RD lecture notes and observations
Seeing and hearing Rachel introduce herself to the group I could well imagine that she was very able in the persuasion arena. What a very personable lady, her bubbly delivery and enthusiasm made for a compellingly interesting three hours. I had met her before at PCAD where she gave a talk on her practice and the role of fundraising for it so I appreciated her expertise as well.
The format of the delivery was straight forward and amusing at the same time. Her analogy of orgainising a Birthday Party, amusing, but also ideal in terms of understanding the process. RD ran through the initial principals of raising funding for a project and the key things which need to be in place before any approach is made. The interesting thing is that these considerations are applicable to any proposal, project – indeed any decision making process.
The notes below, whilst bearing a certain shorthand are comments and directions which took us through the afternoon.
Essentially in brief:
- Identifying the need and allowing a broad remit to start with keeps the proposal adaptable
- Offering a needs analysis which fits with a funders ongoing drivers will be more successful than working in adversity
- Researching is key the more facts you know that support your proposal the better. Being informed is essential
- Individual desk top research has a place but the most valuable resource is using the experience of other successful bidders in your particular area of interest, probably from other areas, to build an informed solid picture of the project requirements and possible pitfalls will allow a detailed analysis of what is needed and likely hidden costs but also feasibility. Working with other providers, open consultation and an informed tight bid will give funders confidence.
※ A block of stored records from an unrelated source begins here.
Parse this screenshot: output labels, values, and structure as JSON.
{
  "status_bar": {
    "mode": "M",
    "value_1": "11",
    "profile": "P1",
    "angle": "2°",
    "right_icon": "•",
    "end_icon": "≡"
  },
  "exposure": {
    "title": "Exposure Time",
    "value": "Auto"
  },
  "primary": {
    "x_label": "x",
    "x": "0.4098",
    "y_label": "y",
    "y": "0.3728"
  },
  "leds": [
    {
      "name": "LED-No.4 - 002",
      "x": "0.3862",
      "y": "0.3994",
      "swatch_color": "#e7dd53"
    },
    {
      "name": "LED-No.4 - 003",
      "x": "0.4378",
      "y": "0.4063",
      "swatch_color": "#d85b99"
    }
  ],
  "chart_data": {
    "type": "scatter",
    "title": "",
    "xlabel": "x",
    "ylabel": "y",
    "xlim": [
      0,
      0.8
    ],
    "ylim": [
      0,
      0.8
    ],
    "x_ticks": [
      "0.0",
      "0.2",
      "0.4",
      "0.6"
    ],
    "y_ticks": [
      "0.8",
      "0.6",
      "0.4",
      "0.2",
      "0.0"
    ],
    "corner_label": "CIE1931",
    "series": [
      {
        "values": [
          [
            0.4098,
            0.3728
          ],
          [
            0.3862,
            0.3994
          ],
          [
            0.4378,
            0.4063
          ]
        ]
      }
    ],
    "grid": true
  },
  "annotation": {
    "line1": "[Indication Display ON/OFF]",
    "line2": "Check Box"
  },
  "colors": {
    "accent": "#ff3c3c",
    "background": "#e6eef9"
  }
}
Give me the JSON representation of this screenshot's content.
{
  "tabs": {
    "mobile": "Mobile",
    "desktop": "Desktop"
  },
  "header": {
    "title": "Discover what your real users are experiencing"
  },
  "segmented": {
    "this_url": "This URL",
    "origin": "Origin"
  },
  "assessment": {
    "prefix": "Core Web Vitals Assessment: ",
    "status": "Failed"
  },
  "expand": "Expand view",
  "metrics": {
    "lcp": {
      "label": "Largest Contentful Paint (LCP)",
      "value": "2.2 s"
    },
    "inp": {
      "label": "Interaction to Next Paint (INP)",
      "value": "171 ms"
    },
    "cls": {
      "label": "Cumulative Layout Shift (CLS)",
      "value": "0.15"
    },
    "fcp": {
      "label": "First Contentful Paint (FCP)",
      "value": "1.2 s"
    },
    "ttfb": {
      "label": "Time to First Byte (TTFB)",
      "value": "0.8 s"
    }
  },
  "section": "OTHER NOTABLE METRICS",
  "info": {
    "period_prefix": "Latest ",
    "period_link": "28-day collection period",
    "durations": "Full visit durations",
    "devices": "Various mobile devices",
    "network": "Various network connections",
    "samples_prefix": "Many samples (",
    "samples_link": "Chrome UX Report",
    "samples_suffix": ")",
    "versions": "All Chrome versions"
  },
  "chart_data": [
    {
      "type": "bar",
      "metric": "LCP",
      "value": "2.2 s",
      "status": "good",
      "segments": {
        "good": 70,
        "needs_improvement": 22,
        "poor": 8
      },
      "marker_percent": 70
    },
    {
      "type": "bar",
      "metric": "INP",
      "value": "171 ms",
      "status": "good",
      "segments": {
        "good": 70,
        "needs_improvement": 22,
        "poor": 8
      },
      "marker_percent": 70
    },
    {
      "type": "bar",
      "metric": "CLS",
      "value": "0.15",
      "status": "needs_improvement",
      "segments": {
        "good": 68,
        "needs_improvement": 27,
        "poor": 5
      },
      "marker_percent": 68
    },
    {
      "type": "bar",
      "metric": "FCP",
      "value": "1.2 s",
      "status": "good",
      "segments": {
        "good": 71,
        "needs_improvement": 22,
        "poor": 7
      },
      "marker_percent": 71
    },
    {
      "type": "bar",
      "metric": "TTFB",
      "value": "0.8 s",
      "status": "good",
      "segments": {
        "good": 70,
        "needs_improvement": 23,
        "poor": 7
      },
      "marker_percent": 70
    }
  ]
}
- Boring down on key aspects, creating a channeled focus and creating listable achievable objectives that support the aim create a solid proposal give funders confidence that you understand and are capable and qualified to deliver the project to their requirements.
All this makes complete sense.
The cohort remit is to work in groups to build a project bid and brief initial discussions has set our groups goal as:
The provision of spaces for arts based activities to support artists and the wider rural communities in Devon (and Somerset) and encourage a wider social connection to and understanding of the arts through contemporary arts practices.
One of the key things we found was that it was easy to jump to likely outcomes or possible directions before we had actually followed the remit to bore down and establish the need for the project, why it would be of benefit, who would benefit and why!
However, recognizing this was also key to using this initial discussion to voice our own interests and working out how we could create a proposal which would, at the end of the day, support our various, but similar drivers.
Each of us had identified the need for provision in our own areas.
We felt some of the initial things we should interrogate were:
Why, individually, we want to go forward with this proposal.
Secondly that we could usefully use research time to investigate current provision in our own areas by finding other groups which might be providing a similar services in other areas or indeed whether there was actually a similar service already being provided which we have not heard about and if so WHY we didn’t know about it – which would offer possibly another proposal idea.
Some of the key phrases that came up where:
Matchmaking service – finding available spaces and matching this with people who want to use them
The draw of free or very affordable (although free would be better) activities to occupy leisure time for families
Creating rural connections, (bringing communities together or linking communities together)
Devon (and Somerset) are important tourist areas, tourists come with disposable income could we take advantage of that?
Could we create a travelling art practice in much the same way as you have travelling theatre groups.
Obviously there are very many more questions to ask!
We will be meeting next Tuesday to discuss what our research has brought up.